Jadi, bila merujuk materi penjelasan ketiga pejabat Eselon I dari tiga kementerian diatas, tentu sangat tidak relevan dan tidak menjawab apa yang sudah ditegaskan Suswono. Apalagi Menteri Pertanian juga menyatakan Kementeriannya tidak pernah mengeluarkan rekomendasi impor beras khusus asal Vietnam pada tahun 2013. Bahkan Kementan mengirimkan surat kepada Menteri Perdagangan guna meminta klarifikasi mengapa ada beras impor asal Vietnam yang masuk ke pasar.
Menteri Pertanian hanya mengeluarkan rekomendasi impor untuk beras jenis khusus yang peredarannya tertutup, tidak bebas. Beras jenis khusus ini adalah beras ketan, menir, beras untuk penderita diabetes, dan beras kebutuhan restoran tertentu.
Kian tidak relevan, manakala disimak pernyataan yang dikeluarkan Susiwijono Moegiarso sebelumnya. Tepatnya pada Selasa, 28 Januari 2014.
Direktorat Jenderal Bea dan Cukai menyatakan, kisruh beras impor salah satunya disebabkan karena kode barang impor antara beras khusus dan beras umum sama, meskipun jenisnya berbeda.
"(Ini) disebabkan karena kode HS antara beras khusus dan beras umum pada BTKI 2012 dimasukkan ke dalam satu kode HS yang sama, yaitu 1006.30.99.00," kata Susiwijono Moegiarso.
Lantas Susiwijono meminta masing-masing instansi terkait harus segera mendalami secara intensif adanya dugaan kebocoran beras tersebut.

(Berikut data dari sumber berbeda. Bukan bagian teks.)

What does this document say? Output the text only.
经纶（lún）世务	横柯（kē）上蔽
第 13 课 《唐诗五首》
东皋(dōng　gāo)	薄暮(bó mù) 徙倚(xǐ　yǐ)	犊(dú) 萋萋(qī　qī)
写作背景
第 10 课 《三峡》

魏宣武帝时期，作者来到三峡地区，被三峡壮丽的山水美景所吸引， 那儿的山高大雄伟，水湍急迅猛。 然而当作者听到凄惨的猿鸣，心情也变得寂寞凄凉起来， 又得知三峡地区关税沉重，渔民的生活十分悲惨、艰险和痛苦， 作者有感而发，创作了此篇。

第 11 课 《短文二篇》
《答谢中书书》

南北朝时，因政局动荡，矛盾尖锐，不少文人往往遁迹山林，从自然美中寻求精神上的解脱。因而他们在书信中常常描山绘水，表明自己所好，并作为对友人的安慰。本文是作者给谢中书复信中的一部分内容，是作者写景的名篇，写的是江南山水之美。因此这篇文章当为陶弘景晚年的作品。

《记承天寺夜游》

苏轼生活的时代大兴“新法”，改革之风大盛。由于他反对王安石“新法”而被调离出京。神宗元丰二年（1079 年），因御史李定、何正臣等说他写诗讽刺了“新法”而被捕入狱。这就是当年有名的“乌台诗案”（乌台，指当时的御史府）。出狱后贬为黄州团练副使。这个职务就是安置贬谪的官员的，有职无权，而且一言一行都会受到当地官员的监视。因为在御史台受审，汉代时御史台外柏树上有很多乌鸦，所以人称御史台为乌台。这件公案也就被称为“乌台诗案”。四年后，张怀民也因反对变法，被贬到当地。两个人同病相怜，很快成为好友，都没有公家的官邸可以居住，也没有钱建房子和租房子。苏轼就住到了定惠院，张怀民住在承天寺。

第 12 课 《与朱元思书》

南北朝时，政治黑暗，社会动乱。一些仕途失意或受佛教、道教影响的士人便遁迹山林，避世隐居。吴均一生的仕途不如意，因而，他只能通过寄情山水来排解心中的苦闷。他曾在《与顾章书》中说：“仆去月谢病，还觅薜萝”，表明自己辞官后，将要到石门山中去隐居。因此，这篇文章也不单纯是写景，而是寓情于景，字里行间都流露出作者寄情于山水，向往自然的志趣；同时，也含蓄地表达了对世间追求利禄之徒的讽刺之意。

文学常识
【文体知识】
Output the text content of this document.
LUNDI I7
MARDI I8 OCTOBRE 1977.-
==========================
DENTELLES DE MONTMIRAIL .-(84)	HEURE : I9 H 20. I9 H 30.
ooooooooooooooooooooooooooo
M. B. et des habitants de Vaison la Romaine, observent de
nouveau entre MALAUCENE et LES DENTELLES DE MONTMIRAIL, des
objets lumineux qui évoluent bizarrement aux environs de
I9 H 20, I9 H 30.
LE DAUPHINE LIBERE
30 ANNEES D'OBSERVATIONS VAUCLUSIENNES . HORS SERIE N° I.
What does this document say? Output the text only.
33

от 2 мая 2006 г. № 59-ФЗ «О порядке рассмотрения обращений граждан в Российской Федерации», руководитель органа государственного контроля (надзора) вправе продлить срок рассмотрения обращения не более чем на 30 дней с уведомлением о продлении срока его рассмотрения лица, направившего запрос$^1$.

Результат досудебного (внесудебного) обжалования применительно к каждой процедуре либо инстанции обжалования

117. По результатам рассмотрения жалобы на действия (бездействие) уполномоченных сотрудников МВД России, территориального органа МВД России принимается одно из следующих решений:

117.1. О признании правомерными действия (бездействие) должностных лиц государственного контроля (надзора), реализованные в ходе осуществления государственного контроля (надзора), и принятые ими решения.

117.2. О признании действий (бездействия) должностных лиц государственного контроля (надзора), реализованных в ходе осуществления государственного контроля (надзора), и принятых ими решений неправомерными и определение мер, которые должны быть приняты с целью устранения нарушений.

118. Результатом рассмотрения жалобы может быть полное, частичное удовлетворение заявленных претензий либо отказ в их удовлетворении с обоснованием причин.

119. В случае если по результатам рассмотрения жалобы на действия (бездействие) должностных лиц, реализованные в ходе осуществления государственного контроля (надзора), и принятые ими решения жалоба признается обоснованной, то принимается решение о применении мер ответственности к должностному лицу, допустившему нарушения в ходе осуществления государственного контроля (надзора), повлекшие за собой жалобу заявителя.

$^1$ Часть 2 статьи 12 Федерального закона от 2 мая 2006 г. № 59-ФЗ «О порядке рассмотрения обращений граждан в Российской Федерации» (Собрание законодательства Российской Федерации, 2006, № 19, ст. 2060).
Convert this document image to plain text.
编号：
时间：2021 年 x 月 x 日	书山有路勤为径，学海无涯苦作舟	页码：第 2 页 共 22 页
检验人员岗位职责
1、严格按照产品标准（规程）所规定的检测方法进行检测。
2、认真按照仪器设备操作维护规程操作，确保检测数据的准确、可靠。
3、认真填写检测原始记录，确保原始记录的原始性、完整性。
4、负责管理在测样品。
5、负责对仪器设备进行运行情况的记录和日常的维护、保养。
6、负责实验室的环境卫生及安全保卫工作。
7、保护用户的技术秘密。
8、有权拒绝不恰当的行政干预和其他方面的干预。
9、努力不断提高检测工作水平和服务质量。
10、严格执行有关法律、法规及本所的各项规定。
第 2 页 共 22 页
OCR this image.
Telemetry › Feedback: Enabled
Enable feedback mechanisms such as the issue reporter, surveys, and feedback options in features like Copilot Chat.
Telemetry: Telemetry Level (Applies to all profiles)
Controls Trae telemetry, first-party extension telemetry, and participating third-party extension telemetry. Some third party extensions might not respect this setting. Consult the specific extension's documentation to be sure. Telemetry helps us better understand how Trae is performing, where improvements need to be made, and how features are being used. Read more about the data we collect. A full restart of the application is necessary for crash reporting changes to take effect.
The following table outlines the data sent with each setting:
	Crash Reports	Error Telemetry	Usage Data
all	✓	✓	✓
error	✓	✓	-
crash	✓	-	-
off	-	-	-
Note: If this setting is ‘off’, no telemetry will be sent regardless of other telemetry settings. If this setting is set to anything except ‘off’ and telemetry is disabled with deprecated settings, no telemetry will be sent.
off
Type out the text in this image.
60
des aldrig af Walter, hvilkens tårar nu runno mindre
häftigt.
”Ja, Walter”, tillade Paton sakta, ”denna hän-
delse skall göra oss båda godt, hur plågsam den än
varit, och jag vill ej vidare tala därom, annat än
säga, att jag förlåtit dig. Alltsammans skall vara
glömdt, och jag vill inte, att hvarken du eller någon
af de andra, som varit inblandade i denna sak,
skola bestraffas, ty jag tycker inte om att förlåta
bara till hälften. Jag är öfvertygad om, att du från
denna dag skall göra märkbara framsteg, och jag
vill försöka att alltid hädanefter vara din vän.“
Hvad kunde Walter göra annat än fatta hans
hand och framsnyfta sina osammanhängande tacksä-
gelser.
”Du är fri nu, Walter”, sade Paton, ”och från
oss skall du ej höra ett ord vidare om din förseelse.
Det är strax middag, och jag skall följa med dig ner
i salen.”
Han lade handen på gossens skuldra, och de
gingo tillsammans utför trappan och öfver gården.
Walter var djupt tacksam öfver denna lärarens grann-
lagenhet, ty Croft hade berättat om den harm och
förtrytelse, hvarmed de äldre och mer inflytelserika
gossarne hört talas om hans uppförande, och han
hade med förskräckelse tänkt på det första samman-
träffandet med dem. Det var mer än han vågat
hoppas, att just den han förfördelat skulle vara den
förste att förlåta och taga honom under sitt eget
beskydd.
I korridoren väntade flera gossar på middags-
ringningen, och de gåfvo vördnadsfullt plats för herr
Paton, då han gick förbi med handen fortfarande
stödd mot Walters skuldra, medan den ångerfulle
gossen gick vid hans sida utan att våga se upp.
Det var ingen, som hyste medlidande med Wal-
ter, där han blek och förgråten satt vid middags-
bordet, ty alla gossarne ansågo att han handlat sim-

Susiwijono pun membeberkan data impor yang ada di Direktorat Jenderal Bea dan Cukai (DJBC). Tercatat ada 58 perusahaan importir selain Bulog yang mengimpor beras selama 2013 melalui Tanjung Priok dan Belawan dengan kode HS.
Sebanyak 16.900 ton beras impor itu telah dilengkapi dengan SPI dan laporan surveyor (LS). Secara teknis, importasi beras dimasukkan dalam komoditas berisiko rendah (low risk) lantaran sudah diperiksa di negara asal barang.
Kemudian, setelah heboh maraknya beras impor di Pasar Induk Cipinang berharga murah, Direktorat Jenderal Bea dan Cukai memasukkan kode import beras Premium tersebut kedalam kategori beresiko tinggi dan melakukan perubahan terhadap kebijakan pengawasan, semula masuk dalam sistem Portal Indonesia National Single Window (INSW) secara elektronik, diubah menjadi sistem manual dengan petugas analisis.
Hasilnya, Bea Cukai mendeteksi ada 32 peti kemas berisi 800 ton beras impor kualitas rendah yang masuk melalui Pelabuhan Tanjung Priok, Jakarta. Masing-masing diimpor oleh CV.KFI sebanyak 400 ton, CV.PS sebanyak 200 ton, dan PT.TML sebanyak 200 ton.
Beras tersebut diimpor dengan menggunakan izin beras khusus, Thai Hom Mali yang berasal dari Thailand, bukan dari Vietnam.
Keseluruhan impor beras dengan Kode HS dimaksud telah dilengkapi dengan Laporan Surveyor (total sebanyak 83 Dokumen PIB dan 83 Laporan Surveyor) yang telah diterbitkan dan dikirimkan oleh Kementerian Perdagangan melalui Portal INSW.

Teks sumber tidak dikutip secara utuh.